Ø Amanat : Patuhilah setiap perintah dan nasehat orang tua, jangan pernah sombong atas apa yang kamu miliki dan jangan sampai lupa untuk menolong sesama.
Unsur Instrinsik Cerpen Surat Dari Ibu:
Ø Tema : Bakti seorang anak terhadap orang tua
Ø Penokohan
- Aku memiliki sifat gigih, perhatian, dan pekerja keras.
Kalimat pendukung: “Ku coba lagi. Akhirnya aku berhasil.”,” Uang kirimanmu sudah Ibu terima. Alhamdullilah terima kasih Nak.”,” . Karena kami, kamu harus banting tulang di sini.”
- Induk sembang memiliki sifat penyayang dan suka menolong
Kalimat pendukung: “. Beliaulah yang selama ini menjagaku, membantuku dari segala kesulitan materi ataupun segala urusan tektek bengek yang ku hadapi. Beliau sudah seperti orangtua buatku di sini.”
- Ibu berwatak perhatian.
Kalimat pendukung: “Anakku sayang, Anakku, bagaimana kabarmu di sana? Semoga dalam keadaan sehat dan selalu dalam lindungan Allah SWT.”
Ø Latar
- Tempat : Kamar Kost-kostan dan kamar mandi
Kalimat pendukung: “Semilir angin dari kipas angin di kamar kostku yang sempit menepa wajahku, meniup rambut ikalku yang sebahu.”, “Ku lirik cermin kecil kusam yang tergantung di dinding kamar mandi. Ku tatap wajah yang muncul di sana.”
- Waktu : Pukul dua pagi dan tujuh pagi
Kalimat pendukung: “Ku lirik angka dalam jam dinding tua itu. Pukul dua pagi.”, “Mataku mencari dinding kamar, mencari jam dinding. Sudah jam 7 pagi.”
- Suasana : Sunyi, Berantakan, dan sedih.
Kalimat pendukung: “Suara berderak kayu dipan yang khas. Terdengar lebih nyaring di malam ini. Aku berhasil duduk di sisi pembaringan.
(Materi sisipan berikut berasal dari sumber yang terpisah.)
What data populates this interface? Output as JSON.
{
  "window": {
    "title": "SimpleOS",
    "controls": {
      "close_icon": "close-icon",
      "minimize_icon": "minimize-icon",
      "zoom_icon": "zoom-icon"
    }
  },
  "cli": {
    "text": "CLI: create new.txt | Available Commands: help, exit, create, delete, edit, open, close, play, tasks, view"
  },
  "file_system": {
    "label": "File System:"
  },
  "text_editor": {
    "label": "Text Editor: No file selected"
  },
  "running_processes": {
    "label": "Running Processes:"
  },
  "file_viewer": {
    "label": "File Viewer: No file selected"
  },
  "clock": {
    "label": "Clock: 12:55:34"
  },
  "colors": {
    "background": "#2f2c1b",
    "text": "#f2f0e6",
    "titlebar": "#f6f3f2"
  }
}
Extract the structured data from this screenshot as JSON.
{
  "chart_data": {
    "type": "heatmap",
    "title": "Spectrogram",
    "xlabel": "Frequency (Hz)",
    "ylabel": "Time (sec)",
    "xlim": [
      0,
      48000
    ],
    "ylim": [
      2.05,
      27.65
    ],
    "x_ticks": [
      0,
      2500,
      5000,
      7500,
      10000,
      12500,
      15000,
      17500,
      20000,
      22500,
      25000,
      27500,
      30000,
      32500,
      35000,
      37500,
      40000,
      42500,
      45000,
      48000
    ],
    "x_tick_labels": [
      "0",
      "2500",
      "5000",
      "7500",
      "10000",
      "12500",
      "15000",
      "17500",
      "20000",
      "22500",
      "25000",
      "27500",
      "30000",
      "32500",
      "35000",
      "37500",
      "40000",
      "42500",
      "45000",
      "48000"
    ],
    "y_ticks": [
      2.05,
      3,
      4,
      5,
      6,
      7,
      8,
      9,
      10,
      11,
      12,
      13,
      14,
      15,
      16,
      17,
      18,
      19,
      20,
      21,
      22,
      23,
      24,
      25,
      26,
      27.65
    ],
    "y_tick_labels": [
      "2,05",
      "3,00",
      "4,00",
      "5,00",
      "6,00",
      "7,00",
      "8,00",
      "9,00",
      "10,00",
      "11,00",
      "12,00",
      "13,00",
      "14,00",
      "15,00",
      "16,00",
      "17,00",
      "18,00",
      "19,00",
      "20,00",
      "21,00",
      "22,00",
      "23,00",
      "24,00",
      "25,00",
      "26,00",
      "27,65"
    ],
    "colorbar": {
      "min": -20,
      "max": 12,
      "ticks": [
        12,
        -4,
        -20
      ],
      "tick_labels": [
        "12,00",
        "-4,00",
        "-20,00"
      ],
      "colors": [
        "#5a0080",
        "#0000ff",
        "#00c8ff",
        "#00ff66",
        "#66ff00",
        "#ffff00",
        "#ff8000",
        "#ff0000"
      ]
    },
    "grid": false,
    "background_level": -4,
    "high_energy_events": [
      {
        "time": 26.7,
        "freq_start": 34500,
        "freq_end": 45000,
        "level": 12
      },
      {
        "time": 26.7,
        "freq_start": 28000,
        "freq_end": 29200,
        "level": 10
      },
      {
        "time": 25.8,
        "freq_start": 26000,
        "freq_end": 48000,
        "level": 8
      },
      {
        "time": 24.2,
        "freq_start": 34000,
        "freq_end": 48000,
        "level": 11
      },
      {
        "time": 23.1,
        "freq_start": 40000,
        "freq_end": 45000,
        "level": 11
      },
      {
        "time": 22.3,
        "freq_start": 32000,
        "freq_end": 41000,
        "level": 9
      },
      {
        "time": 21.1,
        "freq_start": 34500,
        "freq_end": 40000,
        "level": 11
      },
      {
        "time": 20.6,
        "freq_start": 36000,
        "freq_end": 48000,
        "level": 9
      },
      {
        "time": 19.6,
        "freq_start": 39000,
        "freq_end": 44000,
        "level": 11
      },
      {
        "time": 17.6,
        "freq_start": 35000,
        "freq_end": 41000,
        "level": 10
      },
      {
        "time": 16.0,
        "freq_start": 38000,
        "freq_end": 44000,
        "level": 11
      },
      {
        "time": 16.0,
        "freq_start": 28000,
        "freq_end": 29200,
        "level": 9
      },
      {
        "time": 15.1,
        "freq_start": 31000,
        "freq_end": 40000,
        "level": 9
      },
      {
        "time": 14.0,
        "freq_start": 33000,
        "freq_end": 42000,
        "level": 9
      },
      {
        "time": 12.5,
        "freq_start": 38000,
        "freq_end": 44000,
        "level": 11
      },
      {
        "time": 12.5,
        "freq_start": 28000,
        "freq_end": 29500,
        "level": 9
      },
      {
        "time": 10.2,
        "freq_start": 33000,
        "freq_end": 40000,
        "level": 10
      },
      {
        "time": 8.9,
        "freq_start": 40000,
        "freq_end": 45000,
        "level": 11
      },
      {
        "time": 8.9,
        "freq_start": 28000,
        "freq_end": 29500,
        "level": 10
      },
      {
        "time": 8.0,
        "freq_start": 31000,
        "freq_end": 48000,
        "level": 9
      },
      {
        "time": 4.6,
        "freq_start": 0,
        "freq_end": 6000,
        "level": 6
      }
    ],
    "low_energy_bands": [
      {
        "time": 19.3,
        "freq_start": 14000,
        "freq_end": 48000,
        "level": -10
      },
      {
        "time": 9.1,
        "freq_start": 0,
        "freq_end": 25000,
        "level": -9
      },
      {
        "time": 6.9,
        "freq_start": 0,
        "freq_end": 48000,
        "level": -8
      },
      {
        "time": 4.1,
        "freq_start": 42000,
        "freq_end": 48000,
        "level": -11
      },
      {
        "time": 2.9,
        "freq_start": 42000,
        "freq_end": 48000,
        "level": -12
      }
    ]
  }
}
Ah.. bahkan di kota sebesar ini, terasa sunyi saat malam tiba.”, “…,mataku tertuju pada tempat tidurku, kemudian memandangnya agak lama dan langkahku terhenti. Kertas-kertas berserakan di atasnya.”, ”Sampai di situ aku berhenti. Ku seka air mataku. Tidak bisa aku gambarkan bagaimana perasaan ini.”
Ø Alur : Maju
Ø Sudut pandang : Orang pertama pelaku utama
Ø Amanat : Berbaktilah kepada orang tua dan apabila kamu pergi jauh maka janganlah kamu melupakan jasa-jasa orang tuamu dan berbalas budilah terhadap apa yang telah beliau berikan kepadamu.
Dari penjelasan unsur-unsur intrinsik di atas dapat kita ketahui perbedaan antara hikayat dan cerpen yaitu, pertama di dalam hikayat tokoh-tokoh yang diceritakan pada umumnya adalah seorang raja atau bangsawan yang dalam hikayat ini adalah seorang saudagar kaya, sedangkan sebuah cerpen pada umumnya tokoh yang diceritakan adalah rakyat biasa dan tidak terpaku pada seorang raja, pahlawan, atau bangsawan.
Kedua, latar tempat yang terdapat dalam hikayat biasanya adalah sebuah istana atau di tempat yang disucikan (istana sentris), sedangkan cerpen latar tempatnya bisa di mana saja dan tidak terbatas tempat, bahkan di dalam cerpen yang berjudul Surat Dari Ibu ini memilih latar tempat utama di dalam sebuah kost-kostan. Ketiga, pada umumnya hikayat memilih sudut pandang orang ketiga dalam menyampaikan ceritanya, sedangkan cerpen pada umumnya tidak hanya memakai sudut pandang orang ketiga namun, juga sudut pandang orang pertama. Itulah perbedaan unsur-unsur intrinsik antara Hikayat Ibnu Hasan dengan Cerpen Surat Dari Ibu karya I Gede Abdi Negara yang dapat saya jelaskan.